ATSENA is developing ATSN-401, an investigational gene therapy for Stargardt disease (STGD), the most common inherited macular dystrophy. ATSN-401 is currently being evaluated in IND-enabling studies. Approximately 60,000 patients in the U.S., Canada, and EU have Stargardt disease.

Disease Background

Stargardt disease is a juvenile form of macular degeneration caused by mutations in the ABCA4 gene, which encodes a transporter expressed in photoreceptors. Loss of functional ABCA4 leads to accumulation of toxic bisretinoid compounds in the retinal pigment epithelium, driving progressive photoreceptor and RPE cell death and bilateral central vision loss that typically begins in the first decade of life. More than 1,200 pathogenic mutations in ABCA4 have been identified; the ATSN-401 gene replacement approach allows for testing in all STGD patients, regardless of their underlying pathogenic mutations.

Our Approach

ATSN-401 leverages two of Atsena’s proprietary technologies. ATSN-401 employs AAV.SPR, Atsena’s laterally spreading capsid, which has been evaluated in patients with XLRS, where it demonstrated the ability to spread beyond the subretinal injection site and deliver gene therapy to the fovea — avoiding surgical detachment of the dystrophic macula required with conventional capsids.

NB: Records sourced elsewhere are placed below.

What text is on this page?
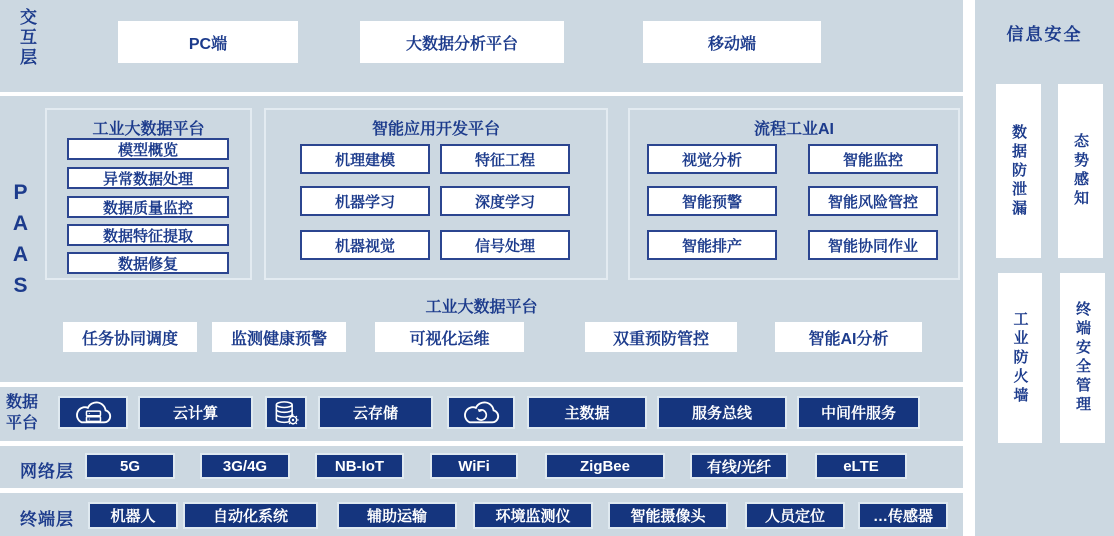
交互层	PC端	大数据分析平台	移动端
PAAS
工业大数据平台
模型概览
异常数据处理
数据质量监控
数据特征提取
数据修复
智能应用开发平台
机理建模	特征工程
机器学习	深度学习
机器视觉	信号处理
流程工业AI
视觉分析	智能监控
智能预警	智能风险管控
智能排产	智能协同作业
工业大数据平台
任务协同调度	监测健康预警	可视化运维	双重预防管控	智能AI分析
数据平台
云计算	云存储	主数据	服务总线	中间件服务
网络层	5G	3G/4G	NB-IoT	WiFi	ZigBee	有线/光纤	eLTE
终端层	机器人	自动化系统	辅助运输	环境监测仪	智能摄像头	人员定位	…传感器
信息安全
数据防泄漏	态势感知
工业防火墙	终端安全管理
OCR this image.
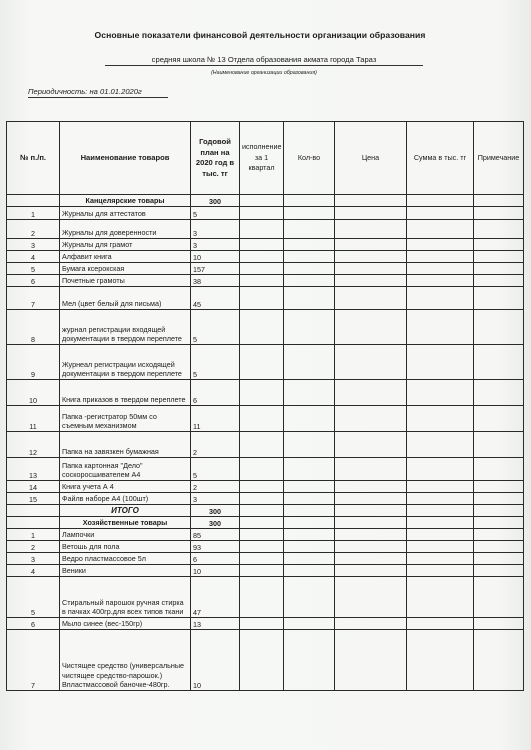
Основные показатели финансовой деятельности организации образования
средняя школа № 13 Отдела образования акмата города Тараз
(Наименование организации образования)
Периодичность: на 01.01.2020г
№ п./п.	Наименование товаров	Годовой план на 2020 год в тыс. тг	исполнение за 1 квартал	Кол-во	Цена	Сумма в тыс. тг	Примечание
	Канцелярские товары	300					
1	Журналы для аттестатов	5					
2	Журналы для доверенности	3					
3	Журналы для грамот	3					
4	Алфавит книга	10					
5	Бумага ксерокская	157					
6	Почетные грамоты	38					
7	Мел (цвет белый для письма)	45					
8	журнал регистрации входящей документации в твердом переплете	5					
9	Журнеал регистрации исходящей документации в твердом переплете	5					
10	Книга приказов в твердом переплете	6					
11	Папка -регистратор 50мм со съемным механизмом	11					
12	Папка на завязкен бумажная	2					
13	Папка картонная "Дело" соскоросшивателем А4	5					
14	Книга учета А 4	2					
15	Файлв наборе А4 (100шт)	3					
	ИТОГО	300					
	Хозяйственные товары	300					
1	Лампочки	85					
2	Ветошь для пола	93					
3	Ведро пластмассовое 5л	6					
4	Веники	10					
5	Стиральный парошок ручная стирка в пачках 400гр.для всех типов ткани	47					
6	Мыло синее (вес-150гр)	13					
7	Чистящее средство (универсальные чистящее средство-парошок.) Впластмассовой баночке-480гр.	10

Because the ABCA4 coding sequence exceeds the packaging capacity of a single AAV vector, ATSN-401 also uses Atsena’s dual vector DNA recombination platform to split the gene across two vectors that recombine at the DNA level upon co-delivery, producing full-length ABCA4 mRNA and protein and directly targeting the root cause of bisretinoid accumulation.

Preclinical Data

Preclinical studies of ATSN-401 in mouse and non-human primate models demonstrated robust, properly localized ABCA4 expression, meaningful reduction of toxic bisretinoid compounds, and a manageable safety profile with no expression of truncated products, supporting the program’s best-in-class potential. Atsena has selected a lead clinical candidate for ATSN-401 based on expression, efficacy, and safety criteria evaluated across both model systems.